Robert Allard, who represented the girls, alleged that Woodhouse, who was employed by the church in 2004, 2007 and 2009, had been fired three times by the church for acting inappropriately around children and that the church had never reported his behavior to police.
"The church was the only party who knew there was a pedophile in their midst and did nothing about it," Allard told the jury. "It's like sending a wolf to sheep."
Allard gave an example from 2007 where he said that Woodhouse had become sexually aroused after a girl had sat on his lap and that a lifeguard subsequently heard him masturbating in the bathroom afterwards.

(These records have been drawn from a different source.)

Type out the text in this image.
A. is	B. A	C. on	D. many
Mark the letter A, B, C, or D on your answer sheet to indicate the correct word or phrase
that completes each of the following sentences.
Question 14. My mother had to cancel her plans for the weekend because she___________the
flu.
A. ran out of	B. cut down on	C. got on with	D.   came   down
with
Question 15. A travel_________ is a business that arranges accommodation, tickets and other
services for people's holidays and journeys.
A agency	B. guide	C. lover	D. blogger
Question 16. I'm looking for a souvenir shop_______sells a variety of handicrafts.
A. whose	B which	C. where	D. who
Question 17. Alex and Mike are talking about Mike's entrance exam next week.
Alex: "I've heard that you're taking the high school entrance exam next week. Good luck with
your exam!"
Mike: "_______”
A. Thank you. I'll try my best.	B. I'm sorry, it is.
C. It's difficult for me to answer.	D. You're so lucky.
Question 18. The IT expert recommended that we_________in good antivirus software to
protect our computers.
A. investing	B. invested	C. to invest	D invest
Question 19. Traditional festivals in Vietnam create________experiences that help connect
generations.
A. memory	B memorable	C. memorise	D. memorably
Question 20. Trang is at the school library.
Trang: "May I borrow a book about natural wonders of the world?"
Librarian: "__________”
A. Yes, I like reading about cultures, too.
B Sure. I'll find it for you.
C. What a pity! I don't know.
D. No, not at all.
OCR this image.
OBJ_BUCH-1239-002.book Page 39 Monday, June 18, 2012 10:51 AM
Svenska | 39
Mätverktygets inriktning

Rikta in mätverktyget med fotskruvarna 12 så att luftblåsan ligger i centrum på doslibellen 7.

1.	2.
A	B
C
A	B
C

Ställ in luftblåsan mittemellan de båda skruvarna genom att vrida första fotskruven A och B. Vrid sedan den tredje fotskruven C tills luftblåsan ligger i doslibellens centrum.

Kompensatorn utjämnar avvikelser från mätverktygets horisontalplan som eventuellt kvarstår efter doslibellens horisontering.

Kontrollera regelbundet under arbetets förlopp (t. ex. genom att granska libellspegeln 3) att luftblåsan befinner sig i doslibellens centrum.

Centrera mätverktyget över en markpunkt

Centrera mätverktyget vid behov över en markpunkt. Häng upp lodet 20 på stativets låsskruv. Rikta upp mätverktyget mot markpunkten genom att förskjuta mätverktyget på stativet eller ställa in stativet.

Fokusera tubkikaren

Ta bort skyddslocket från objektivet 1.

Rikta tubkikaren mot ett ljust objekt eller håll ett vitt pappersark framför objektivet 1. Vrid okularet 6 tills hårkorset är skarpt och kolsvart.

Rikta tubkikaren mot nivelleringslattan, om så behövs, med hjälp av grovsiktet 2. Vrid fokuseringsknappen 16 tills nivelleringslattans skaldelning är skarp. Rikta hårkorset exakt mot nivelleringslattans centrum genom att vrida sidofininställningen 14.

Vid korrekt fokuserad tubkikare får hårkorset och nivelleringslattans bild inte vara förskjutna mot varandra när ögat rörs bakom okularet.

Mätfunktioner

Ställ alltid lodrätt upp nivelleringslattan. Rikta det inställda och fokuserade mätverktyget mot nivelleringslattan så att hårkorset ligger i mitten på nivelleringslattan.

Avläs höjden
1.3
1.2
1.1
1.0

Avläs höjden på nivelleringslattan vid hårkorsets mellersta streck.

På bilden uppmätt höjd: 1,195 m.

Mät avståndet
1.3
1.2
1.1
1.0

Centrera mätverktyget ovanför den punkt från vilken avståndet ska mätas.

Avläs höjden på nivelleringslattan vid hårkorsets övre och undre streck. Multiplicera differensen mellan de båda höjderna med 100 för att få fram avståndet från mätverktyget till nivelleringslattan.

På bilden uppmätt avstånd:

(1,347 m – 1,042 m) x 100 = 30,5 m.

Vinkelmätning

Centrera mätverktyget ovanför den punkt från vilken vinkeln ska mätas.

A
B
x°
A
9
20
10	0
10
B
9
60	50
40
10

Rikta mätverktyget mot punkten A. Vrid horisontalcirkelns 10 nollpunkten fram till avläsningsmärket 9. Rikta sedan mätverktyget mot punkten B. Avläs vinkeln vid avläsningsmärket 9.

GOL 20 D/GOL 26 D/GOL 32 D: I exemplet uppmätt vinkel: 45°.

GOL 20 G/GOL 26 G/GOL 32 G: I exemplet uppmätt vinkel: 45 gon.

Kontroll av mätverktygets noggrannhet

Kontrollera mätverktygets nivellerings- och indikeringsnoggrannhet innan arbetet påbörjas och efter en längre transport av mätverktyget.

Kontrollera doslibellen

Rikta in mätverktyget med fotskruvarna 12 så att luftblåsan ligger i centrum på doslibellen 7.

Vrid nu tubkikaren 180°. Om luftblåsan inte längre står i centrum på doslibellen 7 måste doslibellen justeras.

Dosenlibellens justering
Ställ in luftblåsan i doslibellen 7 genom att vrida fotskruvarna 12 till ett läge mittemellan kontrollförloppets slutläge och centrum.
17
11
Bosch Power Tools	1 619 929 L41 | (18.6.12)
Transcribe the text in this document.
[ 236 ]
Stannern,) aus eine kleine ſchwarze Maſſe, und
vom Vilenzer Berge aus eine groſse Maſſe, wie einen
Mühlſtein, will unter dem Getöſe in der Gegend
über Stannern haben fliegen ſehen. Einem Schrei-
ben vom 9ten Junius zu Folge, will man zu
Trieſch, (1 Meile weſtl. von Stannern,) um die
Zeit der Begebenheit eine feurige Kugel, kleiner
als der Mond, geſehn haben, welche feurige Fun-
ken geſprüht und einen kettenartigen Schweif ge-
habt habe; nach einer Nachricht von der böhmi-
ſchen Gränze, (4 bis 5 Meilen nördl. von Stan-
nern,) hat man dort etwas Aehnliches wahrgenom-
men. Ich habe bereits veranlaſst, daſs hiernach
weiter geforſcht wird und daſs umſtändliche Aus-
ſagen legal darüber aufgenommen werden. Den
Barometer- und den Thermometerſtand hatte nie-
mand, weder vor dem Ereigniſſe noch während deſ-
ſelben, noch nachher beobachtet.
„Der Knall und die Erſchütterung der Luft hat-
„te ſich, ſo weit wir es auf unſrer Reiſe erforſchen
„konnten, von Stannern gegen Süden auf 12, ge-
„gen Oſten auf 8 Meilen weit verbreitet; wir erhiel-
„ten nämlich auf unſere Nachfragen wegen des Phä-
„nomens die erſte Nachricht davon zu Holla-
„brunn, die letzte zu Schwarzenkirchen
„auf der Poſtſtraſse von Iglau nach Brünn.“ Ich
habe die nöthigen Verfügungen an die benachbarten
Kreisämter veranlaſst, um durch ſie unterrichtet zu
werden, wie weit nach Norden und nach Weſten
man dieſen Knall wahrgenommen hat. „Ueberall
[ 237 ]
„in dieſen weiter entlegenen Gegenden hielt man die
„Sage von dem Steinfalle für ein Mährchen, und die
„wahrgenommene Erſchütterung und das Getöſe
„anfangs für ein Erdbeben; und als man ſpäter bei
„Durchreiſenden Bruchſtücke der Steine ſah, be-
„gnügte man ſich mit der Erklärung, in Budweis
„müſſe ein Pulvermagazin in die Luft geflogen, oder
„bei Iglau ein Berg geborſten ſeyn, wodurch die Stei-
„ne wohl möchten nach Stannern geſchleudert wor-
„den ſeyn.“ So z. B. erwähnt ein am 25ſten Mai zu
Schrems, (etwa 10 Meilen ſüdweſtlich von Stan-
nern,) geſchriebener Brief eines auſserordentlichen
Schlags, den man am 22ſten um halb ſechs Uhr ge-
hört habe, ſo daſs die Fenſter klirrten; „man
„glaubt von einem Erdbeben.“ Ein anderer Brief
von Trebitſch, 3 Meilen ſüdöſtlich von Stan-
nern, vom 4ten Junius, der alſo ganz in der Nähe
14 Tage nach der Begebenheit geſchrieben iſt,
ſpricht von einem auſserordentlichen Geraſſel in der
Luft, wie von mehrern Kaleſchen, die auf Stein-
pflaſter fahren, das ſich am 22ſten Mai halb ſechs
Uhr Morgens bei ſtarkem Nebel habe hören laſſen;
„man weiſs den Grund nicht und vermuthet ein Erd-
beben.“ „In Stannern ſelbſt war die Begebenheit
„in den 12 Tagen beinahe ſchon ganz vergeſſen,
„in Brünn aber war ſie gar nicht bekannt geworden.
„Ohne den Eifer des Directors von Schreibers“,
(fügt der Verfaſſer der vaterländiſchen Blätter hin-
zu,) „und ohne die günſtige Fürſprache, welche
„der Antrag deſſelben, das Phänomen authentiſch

Church officials subsequently conducted an internal investigation and concluded that there was "no proof that the child had been inappropriately touched."
The church said that Woodhouse was fired because he had disobeyed employees' orders not to place children on his lap, a policy that he violated again when the church hired him two years later.
In 2010, however, the church's Children Ministries director informed a Child Development Inc. supervisor that Woodhouse had a "heart for children."
Allard argued that, regardless of how well the employee had known of the former church employee's behavior, "such a recommendation was unwarranted."
However, the jury said that they were convinced that the Children Ministries' director believed that Woodhouse had reformed his ways when she recommended him for the position.
"There are people who are willing to give people second chances and want them to succeed," a representative for the jury said. "She struck us as such a person."
Both he and the church's attorneys, however, foisted most of the blame on Child Development Inc., who they accused of failing to check Woodhouse's education, references and previous employment references, and said it had hired him because it was desperate for employees.
The jury found Woodhouse and Child Development Inc. 25 and 57.5 percent liable, respectively. However, because Child Development Inc. had already reached a payout to the girls prior to the trial it does not have to pay its percentage of the jury award.
Woodhouse was convicted of molesting nine girls in October and is currently in prison serving a sentence of 30 years to life.
Church on the Hill staff told The Christian Post that they are not going to comment on the case.